As our Fearless Leader has pointed out, cloud computing only became practial when the network speeds approached that of the local computer bus. For those of us whos first taste of the Internet was dialuup in the 1990s, this video show how little the technology had changed between 1964 and the mid-1990s(thriet years!):
1964 Antique MODEM Live Demo. The change from low bandwidth over the PSTN to braodband was similar to the change from DC to AC during the early development of electrical grid power.
Mr. Carr,
If you can, please try to interview Kernighan, Thompson, Ritchie, et al. about the utility computing ideas that *were* tossed around at Bell by at least the ’70s. I’m frustrated that I can’t quite quickly find source materials or first-hand accounts to point you at but I’m certain I’ve read:
There was a notion (didn’t get *too* far) at Bell of “Personal Computing” by which they meant building clusters of timesharing computers at central offices and putting smart terminals (aka thin clients) in every home – a bit like the French minitel system but much fancier. They had the basic notion of big “plants” that manufactured cycles and storage, accessed over a distribution network that would happen to coincide with Bell’s existing phone network. An example of late motion in that direction was the Blit terminal. Another example of motion in that direction was the (by then busted up) AT&T initial foreys into data-over-voice networks (initially, always-on fast modems to terminal switches, later turning into DSL). But the idea goes back to fairly early on in the history of unix, as I recall. May have even related to some of the motivation behind Multics.
-t
I don’t see it as a fundamental difference. “Western Union is laying out here is very different and much closer to today’s conception of cloud computing”. What they describe is exactly what the major players in the 70s delivered. CompuServ’s service for PCs was simply a way to use the left-over cycles and networking after their business customers went home.

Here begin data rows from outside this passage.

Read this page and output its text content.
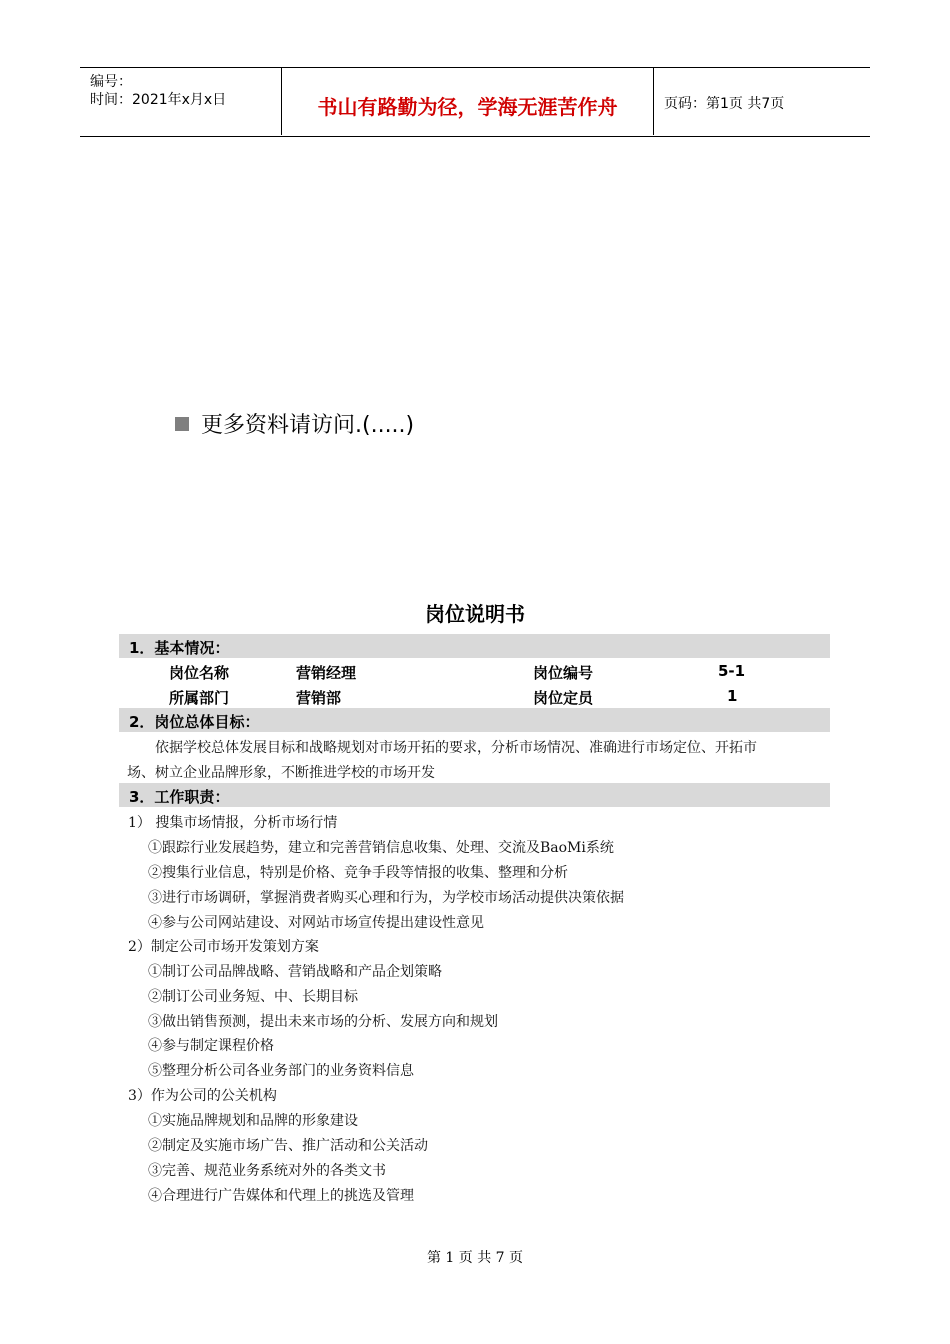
编号：
时间：2021年x月x日	书山有路勤为径，学海无涯苦作舟	页码：第1页 共7页
更多资料请访问.(.....)
岗位说明书
1．基本情况：
岗位名称	营销经理	岗位编号	5-1
所属部门	营销部	岗位定员	1
2．岗位总体目标：
依据学校总体发展目标和战略规划对市场开拓的要求，分析市场情况、准确进行市场定位、开拓市
场、树立企业品牌形象，不断推进学校的市场开发
3．工作职责：
1） 搜集市场情报，分析市场行情
①跟踪行业发展趋势，建立和完善营销信息收集、处理、交流及BaoMi系统
②搜集行业信息，特别是价格、竞争手段等情报的收集、整理和分析
③进行市场调研，掌握消费者购买心理和行为，为学校市场活动提供决策依据
④参与公司网站建设、对网站市场宣传提出建设性意见
2）制定公司市场开发策划方案
①制订公司品牌战略、营销战略和产品企划策略
②制订公司业务短、中、长期目标
③做出销售预测，提出未来市场的分析、发展方向和规划
④参与制定课程价格
⑤整理分析公司各业务部门的业务资料信息
3）作为公司的公关机构
①实施品牌规划和品牌的形象建设
②制定及实施市场广告、推广活动和公关活动
③完善、规范业务系统对外的各类文书
④合理进行广告媒体和代理上的挑选及管理
第 1 页 共 7 页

Perhaps I don’t see it because what a lot of today’s cloud computing hype is nothing more than a 40 year later spin on what good timesharing provided. Its not much of a jump looking at the the limited abilities of a netbook or Google Chrome computer talking to a big network and how that parallels the smarter terminals of the 70s and timesharing. I expect most of today’s tech writers never got exposure to what was being done with Multics or Tenex in the 70s, or even the French Minitel in the 80s.
Not as cool, no live video, but Minitel delivered a lot of the things promised decades later in the dot.com boom.
There is a lot of talk about the 40th anniversary of the invention of the Arpanet. Almost all of that work was done on Multics and Tenex systems.